DO schools are accredited by a different entity (it's an AOA commission called COCA). The risk of losing accreditation is minuscule to nonexistent for the older established schools. I don't foresee any DO schools losing accredidation in the near future. My understanding is that San Juan Bautista really screwed up.
Juan Bautista suffered from some real issues that are completely unique to its situation. Its class had a GPA and MCAT avg *far* below any other LCME school out there. It had a reliance on a few sites that were 1) not contractually tied to them and 2) "few" its worth stressing that.
So when a hospital dumps them/closes and they are entirely focused on education within the PR island itself, suddenly a massive source of their clinical education has dried up. When you're a school that the LCME is already treating as "unique" to allow it to have lower admission standards, and suddenly you have lost a huge portion of your clinical education... well... the hammer is gonna fall.
Now can this happen to a US DO school? Very unlikely. J.Baustista had a long time to do something about this problem. This didnt happen overnight. IDK how much the students were told, but this loss of accreditation was a long time coming. The fact that the school did nothing to rectify this is despicable. Their reasoning is that they are focused on Puerto Rico itself and there simply are not enough hospitals willing to affiliate and take on their education, forcing many students into local preceptorships, which are only good as a supporting adjunct for a strong hospital based clinical education, not the primary basis of the education. Any DO school with a similar problem (mine, for example) would call in every favor they can to make sure they have everything their students need.
Lets examine where TouroNY (a perfect example in this case, not just cause i go there) differs from J.Bautista. J Bautista loses its hospital. It more or less abandons the framework of clinical education it had planned. It begins shipping students off to local clinics, and generally undesirable locations, which may or may not provide enough formal education. May or may not doesn't fly with the LCME. They are warned this is a problem. Nothing is done on the matter. Accreditation lost. Touro has about 2/3 of their students destined to go to Harlem Hospital. St. George's signs the exclusive deal and boots out all the american students. Touro moves their student majority to North General and Lennox Hill. When within a year North Gen closed and Lennox Hill became Ross territory, we were again without any major affiliations (as our Touro affiliations are a Hospital in Queens, and two Upstate NY sites). The school decided to replan its clinical education model. Now we have 7-8 hospitals in North Jersey giving us and UMNDJ (allopathic) pretty much a combined monopoly on every big hospital worth having up there. We also added some spots in Staten Island and in Rockland County (a NYC Suburb). In short we changed our plans from being a manhattan based clinical education site to a NY metro area trained school.
If Juan Bautista had the ability to move off of the island (honestly, they probably didnt) they should have expanded and saved their students from this nonsense. No American school has the absolute geographic requirement that SJB had. They really dont. We can always expand and find suitable hospitals. It all depends on how desperate the situations are.

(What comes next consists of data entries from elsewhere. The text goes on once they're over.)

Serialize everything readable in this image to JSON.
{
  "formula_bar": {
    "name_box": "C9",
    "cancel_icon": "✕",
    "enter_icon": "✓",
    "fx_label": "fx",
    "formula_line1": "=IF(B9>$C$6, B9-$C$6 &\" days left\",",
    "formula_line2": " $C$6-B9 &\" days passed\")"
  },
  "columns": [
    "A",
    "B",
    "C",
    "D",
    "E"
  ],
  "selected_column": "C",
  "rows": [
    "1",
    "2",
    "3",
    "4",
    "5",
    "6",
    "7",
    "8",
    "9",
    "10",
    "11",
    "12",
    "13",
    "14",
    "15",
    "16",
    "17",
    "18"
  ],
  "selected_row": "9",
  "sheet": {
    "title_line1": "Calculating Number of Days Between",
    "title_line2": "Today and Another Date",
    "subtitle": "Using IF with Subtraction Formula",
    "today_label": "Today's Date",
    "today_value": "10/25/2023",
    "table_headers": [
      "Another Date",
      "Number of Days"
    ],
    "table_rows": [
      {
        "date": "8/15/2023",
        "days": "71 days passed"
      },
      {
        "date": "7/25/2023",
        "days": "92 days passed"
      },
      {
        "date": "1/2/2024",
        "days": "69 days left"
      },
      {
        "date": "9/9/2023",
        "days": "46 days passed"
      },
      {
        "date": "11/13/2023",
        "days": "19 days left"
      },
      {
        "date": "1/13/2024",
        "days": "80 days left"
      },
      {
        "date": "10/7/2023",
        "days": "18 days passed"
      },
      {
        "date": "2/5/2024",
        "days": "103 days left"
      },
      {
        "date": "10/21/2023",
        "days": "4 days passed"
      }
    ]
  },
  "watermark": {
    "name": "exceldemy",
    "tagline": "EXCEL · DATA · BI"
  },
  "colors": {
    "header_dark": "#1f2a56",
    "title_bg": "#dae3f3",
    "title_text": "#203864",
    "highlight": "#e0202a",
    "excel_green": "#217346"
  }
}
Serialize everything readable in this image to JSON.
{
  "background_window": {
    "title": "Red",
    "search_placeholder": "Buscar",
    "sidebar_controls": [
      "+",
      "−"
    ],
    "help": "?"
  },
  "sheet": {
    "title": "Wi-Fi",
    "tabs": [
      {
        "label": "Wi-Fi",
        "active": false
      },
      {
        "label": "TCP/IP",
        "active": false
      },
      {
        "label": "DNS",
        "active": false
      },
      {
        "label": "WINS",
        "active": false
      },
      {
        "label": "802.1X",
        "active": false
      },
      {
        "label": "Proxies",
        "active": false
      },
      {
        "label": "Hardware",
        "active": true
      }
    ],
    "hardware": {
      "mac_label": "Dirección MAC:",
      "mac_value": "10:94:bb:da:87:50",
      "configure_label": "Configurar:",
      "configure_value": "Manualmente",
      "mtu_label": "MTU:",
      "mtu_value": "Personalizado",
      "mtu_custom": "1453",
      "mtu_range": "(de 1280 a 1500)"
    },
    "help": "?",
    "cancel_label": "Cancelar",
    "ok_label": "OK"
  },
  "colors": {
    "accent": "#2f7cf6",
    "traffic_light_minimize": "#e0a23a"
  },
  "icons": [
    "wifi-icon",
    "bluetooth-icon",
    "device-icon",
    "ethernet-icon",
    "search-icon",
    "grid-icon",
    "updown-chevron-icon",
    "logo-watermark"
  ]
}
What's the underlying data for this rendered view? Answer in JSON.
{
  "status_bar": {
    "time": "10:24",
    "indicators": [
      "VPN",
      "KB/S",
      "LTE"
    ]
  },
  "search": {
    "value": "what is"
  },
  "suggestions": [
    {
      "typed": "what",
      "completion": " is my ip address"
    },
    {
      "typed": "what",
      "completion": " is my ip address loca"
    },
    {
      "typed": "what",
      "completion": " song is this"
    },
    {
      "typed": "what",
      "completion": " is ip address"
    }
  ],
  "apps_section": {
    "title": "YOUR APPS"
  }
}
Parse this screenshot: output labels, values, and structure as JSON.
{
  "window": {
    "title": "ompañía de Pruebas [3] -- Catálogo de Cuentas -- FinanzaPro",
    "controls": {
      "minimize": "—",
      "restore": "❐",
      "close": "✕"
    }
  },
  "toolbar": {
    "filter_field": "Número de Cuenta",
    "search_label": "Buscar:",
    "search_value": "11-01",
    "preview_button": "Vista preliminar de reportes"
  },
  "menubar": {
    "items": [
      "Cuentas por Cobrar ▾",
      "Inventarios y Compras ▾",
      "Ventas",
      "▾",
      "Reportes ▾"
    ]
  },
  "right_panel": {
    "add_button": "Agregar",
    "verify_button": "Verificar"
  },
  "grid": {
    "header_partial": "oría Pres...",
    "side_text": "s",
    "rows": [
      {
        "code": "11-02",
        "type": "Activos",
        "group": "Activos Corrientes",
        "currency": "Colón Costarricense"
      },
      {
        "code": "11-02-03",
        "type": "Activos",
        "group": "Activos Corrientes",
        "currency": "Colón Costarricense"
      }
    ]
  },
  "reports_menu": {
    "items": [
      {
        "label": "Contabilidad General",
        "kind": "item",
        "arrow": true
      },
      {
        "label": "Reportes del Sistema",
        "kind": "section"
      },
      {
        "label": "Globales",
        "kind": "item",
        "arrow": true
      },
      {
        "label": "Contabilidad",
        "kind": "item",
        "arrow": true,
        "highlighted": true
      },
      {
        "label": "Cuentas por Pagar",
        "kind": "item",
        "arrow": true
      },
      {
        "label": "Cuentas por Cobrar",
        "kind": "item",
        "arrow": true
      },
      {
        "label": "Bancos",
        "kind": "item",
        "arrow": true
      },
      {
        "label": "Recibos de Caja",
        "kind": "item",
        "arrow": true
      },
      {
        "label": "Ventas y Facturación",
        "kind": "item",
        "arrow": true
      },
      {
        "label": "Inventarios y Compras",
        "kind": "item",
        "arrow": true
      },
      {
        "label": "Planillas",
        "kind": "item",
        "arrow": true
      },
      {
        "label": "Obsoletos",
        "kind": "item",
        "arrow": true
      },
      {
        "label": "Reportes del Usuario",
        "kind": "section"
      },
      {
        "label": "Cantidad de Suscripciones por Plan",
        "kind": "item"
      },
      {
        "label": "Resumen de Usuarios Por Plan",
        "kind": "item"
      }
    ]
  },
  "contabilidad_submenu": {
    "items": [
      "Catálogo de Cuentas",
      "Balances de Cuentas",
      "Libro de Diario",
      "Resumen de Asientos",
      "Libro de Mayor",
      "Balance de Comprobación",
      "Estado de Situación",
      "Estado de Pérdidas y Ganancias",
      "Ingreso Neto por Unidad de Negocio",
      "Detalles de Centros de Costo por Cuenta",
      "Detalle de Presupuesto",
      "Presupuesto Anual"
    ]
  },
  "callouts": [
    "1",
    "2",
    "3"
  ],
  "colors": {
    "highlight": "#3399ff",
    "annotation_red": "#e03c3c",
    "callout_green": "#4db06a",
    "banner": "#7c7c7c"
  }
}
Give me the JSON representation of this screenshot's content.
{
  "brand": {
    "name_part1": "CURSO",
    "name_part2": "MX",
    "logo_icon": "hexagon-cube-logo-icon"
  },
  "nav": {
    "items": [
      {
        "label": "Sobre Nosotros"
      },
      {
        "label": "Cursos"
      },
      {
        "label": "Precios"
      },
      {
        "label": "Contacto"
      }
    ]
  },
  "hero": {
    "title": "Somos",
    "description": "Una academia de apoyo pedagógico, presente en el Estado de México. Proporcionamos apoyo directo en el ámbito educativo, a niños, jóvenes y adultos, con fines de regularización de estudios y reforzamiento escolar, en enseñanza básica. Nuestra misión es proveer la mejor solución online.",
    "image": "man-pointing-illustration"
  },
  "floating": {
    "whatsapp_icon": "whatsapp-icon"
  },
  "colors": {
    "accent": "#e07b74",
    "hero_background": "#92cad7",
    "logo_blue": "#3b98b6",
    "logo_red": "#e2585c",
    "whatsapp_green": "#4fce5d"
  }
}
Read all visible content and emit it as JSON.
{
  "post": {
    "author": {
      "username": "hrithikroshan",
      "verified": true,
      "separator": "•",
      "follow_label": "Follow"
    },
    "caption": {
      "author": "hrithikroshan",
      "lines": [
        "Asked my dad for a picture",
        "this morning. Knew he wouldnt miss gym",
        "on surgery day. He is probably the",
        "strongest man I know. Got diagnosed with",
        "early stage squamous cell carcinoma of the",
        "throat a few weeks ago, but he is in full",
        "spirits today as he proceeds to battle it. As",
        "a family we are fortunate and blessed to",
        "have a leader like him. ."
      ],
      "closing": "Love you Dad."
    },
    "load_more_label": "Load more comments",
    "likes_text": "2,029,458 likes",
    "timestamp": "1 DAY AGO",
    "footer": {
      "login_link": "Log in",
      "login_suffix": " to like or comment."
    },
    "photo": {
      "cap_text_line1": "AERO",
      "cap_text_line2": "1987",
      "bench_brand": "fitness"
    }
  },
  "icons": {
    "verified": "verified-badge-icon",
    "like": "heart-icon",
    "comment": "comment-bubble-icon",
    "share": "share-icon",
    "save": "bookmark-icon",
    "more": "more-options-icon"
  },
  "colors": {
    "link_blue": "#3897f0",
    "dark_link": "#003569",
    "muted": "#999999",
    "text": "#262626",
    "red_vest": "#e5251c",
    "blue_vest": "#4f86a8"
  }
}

Also to go back to a point I made recently: No medical school (Either degree) in the 50 states has lost accreditation in about 95 years. Also, despite what people seem to think, the only schools that have *closed* in recent years have been long established schools that simply haven't turned enough of a profit (Oral Roberts, I'm looking at you!). But med schools, in general, are very profitable businesses (especially given they are non-profit). This is especially true for new schools who often see droves of applicants for a reason I cannot fully understand, but is an observed phenomenon. New Schools are no more at risk than established schools. And if you're looking at stats alone you get the (out of context) fact that older schools are at a higher risk of closing than new schools.
Want an informative response? DocEspana will be here in 3, 2, 1....
Sorry I'm late. I was watching the Jets.
Seriously, DocEspana should run for AOA president in the future. He's got my vote, if I get a vote that is lol
Psh. I run in the AMA circles my man. Not the AOA. I can't take the crazy. But I'll be happy to represent for my DO brethern. Oh lets be honest, I could never run... too many skeletons in my spanish closet.
See his/her comments on how Ross poached some NYC spots.
Unless the hospital shares the name, mission, infrastructure as the school, there is a non zero chance that the clinical rotation sites dry up.
his.
👍. And yea, if you do not have a complete attachment to your hospital you will stand a chance of being kicked out of it. Also... sometimes thats not enough. See: OBGYN rotations at SUNY Downstate Medical Center (Where SUNY Downstate Medical school is located within). They no longer take students from their own school. ABSURD!